3. Darren McFadden, Arkansas, So., 6-2, 210
Sprinter's speed with a good frame makes this slasher a threat to turn any carry into a long run. He needs only a small crease to make his way into the open field. He can outrun safeties who would appear to have the angle. Last season he rushed for 1,113 yards despite limited attempts early in the year. McFadden faces an uphill climb after suffering a toe injury in a fight outside a nightclub. He's out for the opener against USC and may miss more time.
4. Kenny Irons, Auburn, Sr., 5-11, 200
A quick-footed slasher, Irons also brings a little power. The veteran leader is best when making one move and turning on the speed. He rushed for 1,293 yards and 13 touchdowns in 2005. The Tigers coaches want Irons to add a few pounds. The important factor for Auburn is Irons plays like a big back, combining good speed and vision with a tenacity that could separate him from the others on this list as the season progresses.
5. Michael Bush, Louisville, Sr., 6-3, 250
A classic power runner, Bush moves the pile but also has breakaway speed. He rushed for 1,143 yards last season and had a 73-yard run. Most importantly, he scored 23 rushing touchdowns. Bush, with help from quarterback Brian Brohm, will anchor one of the nation's top offenses this season. Good showings against Miami and West Virginia could help propel Bush to the top of the Heisman Trophy list.
6. Mike Hart, Michigan, Jr., 5-9, 198
When healthy, he's among the nation's best. With excellent vision and even better balance, it's hard to bring him down on first contact. Injuries limited him to 662 yards in 2005, but he rushed for 1,455 as a freshman. With an up-and-coming sophomore in Kevin Grady - who was ranked the No. 22 prospect by Rivals.com in 2005 - nipping at his heels, Hart has all the incentive he needs to put up some gaudy numbers in 2006.
7. Steve Slaton, West Virginia, So., 5-10, 190
Fast and physical for his undersized frame, Slaton rushed for 1,128 yards as a freshman. His production is more impressive when considering he did not have more than 11 carries until the sixth game of the season but still posted five 100-yard plus performances. Slaton should be able to take advantage of the Mountaineers' weak schedule to rack up some eye-catching stats, talented quarterback Pat White figures to take some touches from him along the way.
8. James Davis, Clemson, So., 6-0, 205
Shifty and elusive, Davis gained 879 yards while splitting carries with Reggie Merriweather in 2005. He will get a chance to solidify himself as the every-down back in preseason drills, opening the door to a 1,500-yard season. The problem? Clemson coach Tommy Bowden is adding more multiple-back sets to take advantage of the team's depth. With all-everything C.J. Spiller arriving on campus Davis has his work cut out for him.

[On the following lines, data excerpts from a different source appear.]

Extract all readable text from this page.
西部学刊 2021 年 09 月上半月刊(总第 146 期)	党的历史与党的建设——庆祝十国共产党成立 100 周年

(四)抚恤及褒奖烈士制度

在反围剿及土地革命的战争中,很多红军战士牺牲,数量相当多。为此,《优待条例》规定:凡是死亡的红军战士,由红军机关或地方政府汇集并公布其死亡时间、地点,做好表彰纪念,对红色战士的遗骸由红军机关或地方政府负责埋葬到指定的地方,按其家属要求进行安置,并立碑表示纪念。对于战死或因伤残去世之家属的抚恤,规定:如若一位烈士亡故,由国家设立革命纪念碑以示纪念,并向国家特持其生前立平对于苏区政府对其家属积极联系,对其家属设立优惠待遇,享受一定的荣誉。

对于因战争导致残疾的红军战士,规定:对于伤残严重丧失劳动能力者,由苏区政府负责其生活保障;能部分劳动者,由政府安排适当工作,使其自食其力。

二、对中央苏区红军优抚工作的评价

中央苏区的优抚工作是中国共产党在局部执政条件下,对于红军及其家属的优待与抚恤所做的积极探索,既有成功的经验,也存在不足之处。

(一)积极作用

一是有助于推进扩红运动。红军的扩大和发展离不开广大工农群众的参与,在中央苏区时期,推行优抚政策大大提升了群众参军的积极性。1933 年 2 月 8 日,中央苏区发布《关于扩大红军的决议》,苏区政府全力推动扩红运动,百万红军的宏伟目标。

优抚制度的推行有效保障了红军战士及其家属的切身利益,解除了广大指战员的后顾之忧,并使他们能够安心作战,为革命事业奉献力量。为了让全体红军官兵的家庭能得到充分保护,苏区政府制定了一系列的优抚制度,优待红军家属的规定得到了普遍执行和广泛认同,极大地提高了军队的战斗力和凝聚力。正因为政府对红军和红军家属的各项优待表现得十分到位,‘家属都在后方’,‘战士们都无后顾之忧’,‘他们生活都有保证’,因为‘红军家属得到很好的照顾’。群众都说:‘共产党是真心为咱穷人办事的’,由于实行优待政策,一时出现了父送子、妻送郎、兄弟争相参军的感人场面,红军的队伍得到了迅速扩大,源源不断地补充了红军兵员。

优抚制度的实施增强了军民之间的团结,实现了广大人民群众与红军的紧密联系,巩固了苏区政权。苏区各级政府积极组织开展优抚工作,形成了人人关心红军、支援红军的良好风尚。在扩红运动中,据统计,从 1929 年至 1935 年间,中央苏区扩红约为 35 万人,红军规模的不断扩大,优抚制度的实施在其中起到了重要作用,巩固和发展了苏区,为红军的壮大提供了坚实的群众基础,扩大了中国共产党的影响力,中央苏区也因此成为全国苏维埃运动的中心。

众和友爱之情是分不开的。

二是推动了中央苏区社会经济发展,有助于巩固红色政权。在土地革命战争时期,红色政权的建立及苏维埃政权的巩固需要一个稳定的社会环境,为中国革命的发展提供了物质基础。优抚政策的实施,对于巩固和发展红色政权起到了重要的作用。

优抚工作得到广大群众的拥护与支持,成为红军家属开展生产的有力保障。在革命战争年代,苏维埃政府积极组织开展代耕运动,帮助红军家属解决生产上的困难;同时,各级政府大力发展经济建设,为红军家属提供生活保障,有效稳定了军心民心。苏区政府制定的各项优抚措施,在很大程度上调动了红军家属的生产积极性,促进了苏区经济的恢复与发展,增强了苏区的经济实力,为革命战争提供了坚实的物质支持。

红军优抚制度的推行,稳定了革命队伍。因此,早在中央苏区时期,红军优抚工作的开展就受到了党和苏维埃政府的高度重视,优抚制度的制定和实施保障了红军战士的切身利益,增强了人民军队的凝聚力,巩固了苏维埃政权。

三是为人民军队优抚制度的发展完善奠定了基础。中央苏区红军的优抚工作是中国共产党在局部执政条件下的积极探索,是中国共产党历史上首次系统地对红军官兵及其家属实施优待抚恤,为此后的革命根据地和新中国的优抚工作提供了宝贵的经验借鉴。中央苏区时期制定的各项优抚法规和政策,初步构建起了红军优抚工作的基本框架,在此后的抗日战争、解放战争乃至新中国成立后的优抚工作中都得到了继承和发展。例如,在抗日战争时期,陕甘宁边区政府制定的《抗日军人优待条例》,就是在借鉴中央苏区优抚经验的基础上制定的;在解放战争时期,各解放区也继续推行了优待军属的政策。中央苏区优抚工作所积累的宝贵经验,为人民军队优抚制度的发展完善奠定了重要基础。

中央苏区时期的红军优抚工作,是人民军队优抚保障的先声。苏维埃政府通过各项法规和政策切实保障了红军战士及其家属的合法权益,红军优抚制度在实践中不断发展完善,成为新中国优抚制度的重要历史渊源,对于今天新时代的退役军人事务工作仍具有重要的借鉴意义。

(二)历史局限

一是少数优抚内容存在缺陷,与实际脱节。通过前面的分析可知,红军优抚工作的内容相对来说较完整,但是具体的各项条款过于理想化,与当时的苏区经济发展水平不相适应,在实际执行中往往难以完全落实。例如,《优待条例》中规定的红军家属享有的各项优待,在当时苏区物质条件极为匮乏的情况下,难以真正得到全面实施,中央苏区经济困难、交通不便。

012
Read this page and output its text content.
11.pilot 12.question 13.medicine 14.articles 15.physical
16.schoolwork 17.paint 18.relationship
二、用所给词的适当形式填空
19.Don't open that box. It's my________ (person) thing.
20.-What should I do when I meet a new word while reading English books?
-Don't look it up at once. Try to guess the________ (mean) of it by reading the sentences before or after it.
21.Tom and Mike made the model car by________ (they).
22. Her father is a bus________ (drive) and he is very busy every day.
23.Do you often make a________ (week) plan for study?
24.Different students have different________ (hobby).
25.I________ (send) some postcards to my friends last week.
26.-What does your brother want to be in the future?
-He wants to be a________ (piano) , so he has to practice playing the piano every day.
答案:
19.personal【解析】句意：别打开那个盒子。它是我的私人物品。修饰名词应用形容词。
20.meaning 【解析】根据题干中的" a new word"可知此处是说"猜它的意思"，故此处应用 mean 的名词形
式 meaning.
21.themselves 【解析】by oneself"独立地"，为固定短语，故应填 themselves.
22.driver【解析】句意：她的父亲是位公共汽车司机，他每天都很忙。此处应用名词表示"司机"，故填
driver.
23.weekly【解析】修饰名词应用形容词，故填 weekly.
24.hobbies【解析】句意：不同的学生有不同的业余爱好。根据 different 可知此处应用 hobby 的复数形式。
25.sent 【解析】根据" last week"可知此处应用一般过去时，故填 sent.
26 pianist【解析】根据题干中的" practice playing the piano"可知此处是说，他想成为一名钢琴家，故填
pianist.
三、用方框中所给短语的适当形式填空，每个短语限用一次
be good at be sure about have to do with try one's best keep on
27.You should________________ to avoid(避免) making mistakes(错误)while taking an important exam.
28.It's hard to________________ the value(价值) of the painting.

9. Jamaal Charles, Texas, So., 6-1, 190
Fast and elusive, he rushed for 878 yards and averaged 7.4 yards per carry despite an ankle injury that limited him in four games. This season he should be the focus of the Longhorns' offense. Charles put himself on the national scene with a 116-yard performance against Oklahoma last season that included an 80-yard scoring scamper. Don't let his speed fool you. Almost half of his rushing yardage was gained after contact.
10. Garrett Wolfe, Northern Illinois, Sr., 5-7, 177
Wolfe is an instinctive runner with good speed and excellent cuts. He is not a big guy, but is as effective between the tackles as he is outside them. The MAC's leading rusher in each of the last two seasons rushed for 1,580 yards and 16 touchdowns in 2005 and 1,656 yards in 2004. His 2005 total suffered because of an injury that cost him three games. Things are not all rosy in DeKalb, however. Wolfe will have to run behind three new offensive linemen this season.